APM manages AI runtime installation and configuration automatically. Currently supports four runtimes: copilot, codex, llm, and gemini.

See the Agent Workflows guide for usage details.

apm runtime COMMAND [OPTIONS]

Supported Runtimes:

• copilot - GitHub Copilot coding agent
• codex - OpenAI Codex CLI with GitHub Models support
• llm - Simon Willison’s LLM library with multiple providers
• gemini - Google Gemini CLI

apm runtime setup - Install AI runtime

Download and configure an AI runtime from official sources.

apm runtime setup [OPTIONS] {copilot|codex|llm|gemini}

Arguments:

• {copilot|codex|llm|gemini} - Runtime to install

Options:

• --version TEXT - Specific version to install
• --vanilla - Install runtime without APM configuration (uses runtime’s native defaults)

Examples:

# Install Codex with APM defaults
apm runtime setup codex

# Install LLM with APM defaults
apm runtime setup llm

Windows support:

• On Windows, APM runs the setup scripts through PowerShell automatically
• No special flags are required
• Platform detection is automatic

Default Behavior:

• Installs runtime binary from official sources
• Configures with GitHub Models (free) as APM default
• Creates Codex runtime configuration (global ~/.codex/config.toml; project MCP config is managed separately in .codex/config.toml)
• Provides clear logging about what’s being configured

Vanilla Behavior (--vanilla flag):

• Installs runtime binary only
• No APM-specific configuration applied
• Uses runtime’s native defaults (e.g., OpenAI for Codex)
• No configuration files created by APM

apm runtime list - Show installed runtimes

List all available runtimes and their installation status.

apm runtime list

Output includes:

• Runtime name and description
• Installation status ([+] Installed / [x] Not installed)
• Installation path and version
• Configuration details

apm runtime remove - Uninstall runtime

Remove an installed runtime and its configuration.

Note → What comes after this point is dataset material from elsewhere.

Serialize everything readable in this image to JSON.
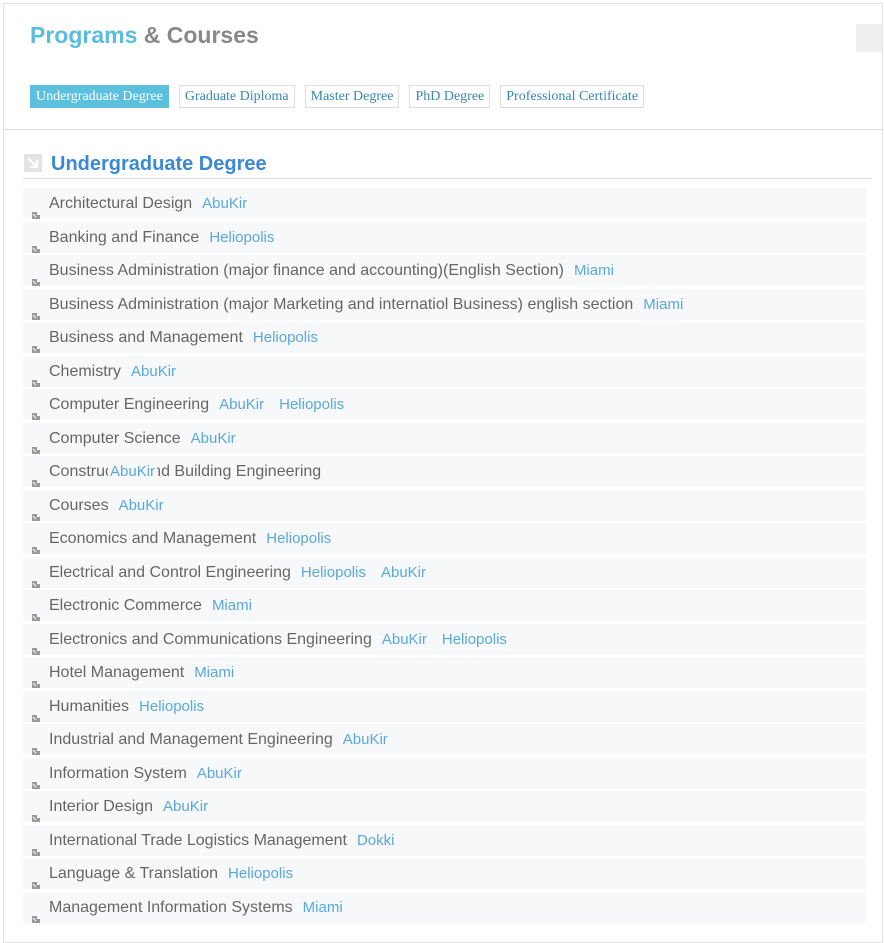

apm runtime remove [OPTIONS] {copilot|codex|llm|gemini}

Arguments:

• {copilot|codex|llm|gemini} - Runtime to remove

Options:

• -y, --yes - Confirm the action without prompting

apm runtime status - Show active runtime and preference order

Display which runtime APM will use for execution and runtime preference order.

apm runtime status

Output includes:

• Runtime preference order (copilot → codex → gemini → llm)
• Currently active runtime
• Next steps if no runtime is available

Experimental Features

apm experimental - Manage experimental feature flags

Manage opt-in flags that gate new or changing behaviour. Running apm experimental with no subcommand lists the available flags.

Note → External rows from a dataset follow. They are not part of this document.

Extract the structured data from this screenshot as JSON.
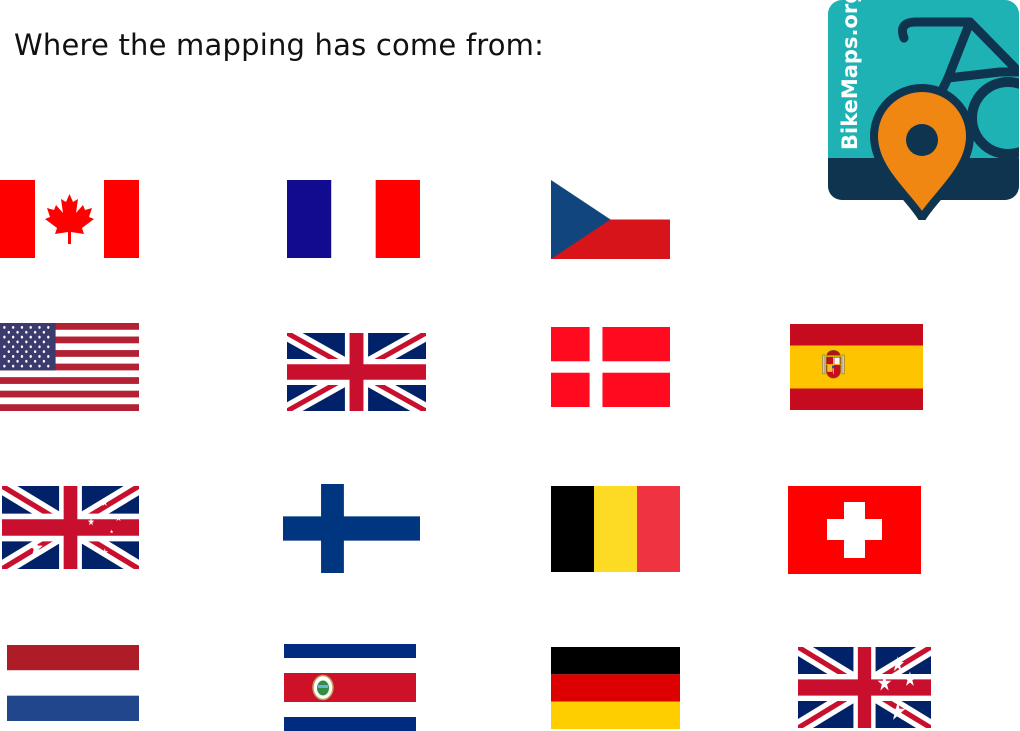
{
  "title": "Where the mapping has come from:",
  "logo": {
    "text": "BikeMaps.org",
    "icon": "bike-map-pin-icon",
    "colors": {
      "teal": "#1fb2b4",
      "navy": "#0f3450",
      "orange": "#ef8712"
    }
  },
  "flags": [
    {
      "country": "Canada",
      "icon": "canada-flag-icon"
    },
    {
      "country": "France",
      "icon": "france-flag-icon"
    },
    {
      "country": "Czech Republic",
      "icon": "czech-flag-icon"
    },
    {
      "country": "United States",
      "icon": "usa-flag-icon"
    },
    {
      "country": "United Kingdom",
      "icon": "uk-flag-icon"
    },
    {
      "country": "Denmark",
      "icon": "denmark-flag-icon"
    },
    {
      "country": "Spain",
      "icon": "spain-flag-icon"
    },
    {
      "country": "Australia",
      "icon": "australia-flag-icon"
    },
    {
      "country": "Finland",
      "icon": "finland-flag-icon"
    },
    {
      "country": "Belgium",
      "icon": "belgium-flag-icon"
    },
    {
      "country": "Switzerland",
      "icon": "switzerland-flag-icon"
    },
    {
      "country": "Netherlands",
      "icon": "netherlands-flag-icon"
    },
    {
      "country": "Costa Rica",
      "icon": "costa-rica-flag-icon"
    },
    {
      "country": "Germany",
      "icon": "germany-flag-icon"
    },
    {
      "country": "New Zealand",
      "icon": "new-zealand-flag-icon"
    }
  ]
}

apm experimental [OPTIONS] COMMAND [ARGS]...

Options:

• -v, --verbose - Show verbose output

Subcommands:

Command	Description
list	List all experimental features
enable NAME	Enable an experimental feature
disable NAME	Disable an experimental feature
reset [NAME]	Reset one feature, or all features, to defaults

apm experimental list

apm experimental list [OPTIONS]

Options:

• --enabled - Show only enabled features
• --disabled - Show only disabled features
• --json - Output as a JSON array
• -v, --verbose - Show detailed output

apm experimental enable

apm experimental enable NAME [OPTIONS]

Arguments:

• NAME - Experimental feature name

Options:

• -v, --verbose - Show verbose output

apm experimental disable

apm experimental disable NAME [OPTIONS]

Arguments:

• NAME - Experimental feature name

Options:

• -v, --verbose - Show verbose output

apm experimental reset

apm experimental reset [NAME] [OPTIONS]

Arguments:

• NAME - Optional experimental feature name. Omit to reset all feature overrides.

Options:

• -y, --yes - Skip the confirmation prompt when resetting all features
• -v, --verbose - Show verbose output

See the full reference in Experimental Flags.